Sonny Rupaire est un poète et activiste indépendantiste guadeloupéen. Moins connu qu’Aimé Césaire, son parcours et son oeuvre singulière font cependant de lui une figure importante de la lutte anti-coloniale caribéenne. Des années avant que l’intellectuel Ngugi wa Thiong’o ne fasse le voeu de décoloniser les esprits en abandonnant l’anglais pour le kikuyu, Rupaire avait déjà choisi d’arrêter d’écrire en français ; sa langue créole mêlant alors poésie et engagement, dans un même souffle.
1967. Sonny Rupaire est en Algérie, aux côtés de l’Armée de libération nationale (ALN), lorsqu’il apprend que sa Guadeloupe natale est secouée pour la deuxième fois depuis le début de cette année par des évènements tragiques.
En mars déjà, à Basse-Terre, un commerçant blanc et militant gaulliste avait lâché son chien sur un vieil homme noir. La population scandalisée avait alors manifesté sa colère pendant deux jours. Face à la révolte populaire, des renforts de gendarmes furent même envoyés depuis Fort-de France et Paris. Ces heurts inspirèrent le poème Chyen à Rupaire. Bilingue, il accuse en ces vers : Chyen varé nou / Chyen foré nou / Le chien nous a attaqué / Le chien s’est jeté sur nous.
Sur l’île, l’atmosphère est électrique. Quelques mois plus tard, les travailleurs du bâtiment entament une grève réclamant une hausse de 2% de leur salaire net. Le 26 mai, les manifestants font face à la police rassemblée devant la chambre de commerce.

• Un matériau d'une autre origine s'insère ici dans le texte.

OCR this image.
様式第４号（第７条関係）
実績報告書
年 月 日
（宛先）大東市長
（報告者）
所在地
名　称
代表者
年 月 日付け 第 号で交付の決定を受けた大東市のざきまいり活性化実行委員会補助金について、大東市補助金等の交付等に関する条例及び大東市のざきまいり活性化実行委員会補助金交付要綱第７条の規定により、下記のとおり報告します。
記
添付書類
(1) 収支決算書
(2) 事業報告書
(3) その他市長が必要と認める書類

Une rumeur court : Georges Brizard, le président du syndicat des entrepreneurs du bâtiment, aurait déclaré : « Quand les Nègres auront faim, ils se remettront au travail« . Il n’en faut pas moins pour allumer la mèche et des objets sont lancés sur le rang de CRS. L’un d’eux est touché à la tête par un coquillage. La riposte est immédiate, la foule se fait tirer dessus. Jacques Nestor, militant du GONG (mouvement indépendantiste), est tué sur le coup. S’ensuivent deux jours d’émeutes et énormément de victimes parmi les protestataires. En 1985, le gouvernement français reconnaît 87 morts. Pour la Ligue des droits de l’homme ces chiffres sont incertains. Il reste encore aujourd’hui difficile d’enquêter à ce sujet.
C’est à la suite de ces violences que le poète décide de rentrer chez lui et d’arrêter d’écrire en français. Le poème 97-1/5/6/1967 adressé à ses camarades indépendantistes emprisonnés – « ceux de Fresnes, de la Santé et de Basse-Terre » – sera son dernier texte dans cette langue. Celui qui clame être « d’une tête de tropique en colère » écrira désormais avec les mots de son peuple, par solidarité avec ceux qui se soulèvent contre la petite bourgeoisie ainsi que pour rectifier une vision exotique de son île.
Mais avant cet acte d’écriture et de militantisme radical, celui qui toute sa vie endossa différents pseudonymes, connu un parcours singulier, marqué par la poésie et l’engagement dans la lutte décoloniale. « Mes frères / de Haine sont ailleurs / Asie Afrique et Amérique » écrit-il, dans ce même 97-1/5/6/1967, poétisant-là ses expériences de terrain très concrètes.
Alors qu’il n’est encore qu’un jeune enseignant remarqué pour ses talents de poète, Rupaire est appelé en 1961 pour aller combattre en Algérie. Sur les traces de Fanon, il préfère choisir son camp et rejoint les rangs de l’ALN. Là-bas, il rencontrera tout ce que l’époque compte de militants anti-impérialistes. Après un détour par Cuba, il rentre en Guadeloupe. Son engagement poétique et militant ne cesse pas. Il publie en 1971 le recueil Cette igname brisée qu’est ma terre natale / Gran parad ti kou baton, et réintègre l’enseignement.
Jusqu’à sa mort en 1991, il s’implique au sein de différents organes syndicaux et politiques dont les lignes idéologiques décoloniales trouvent aujourd’hui leur continuation dans le mouvement LKP (Liyannaj Kont Pwofitasyon).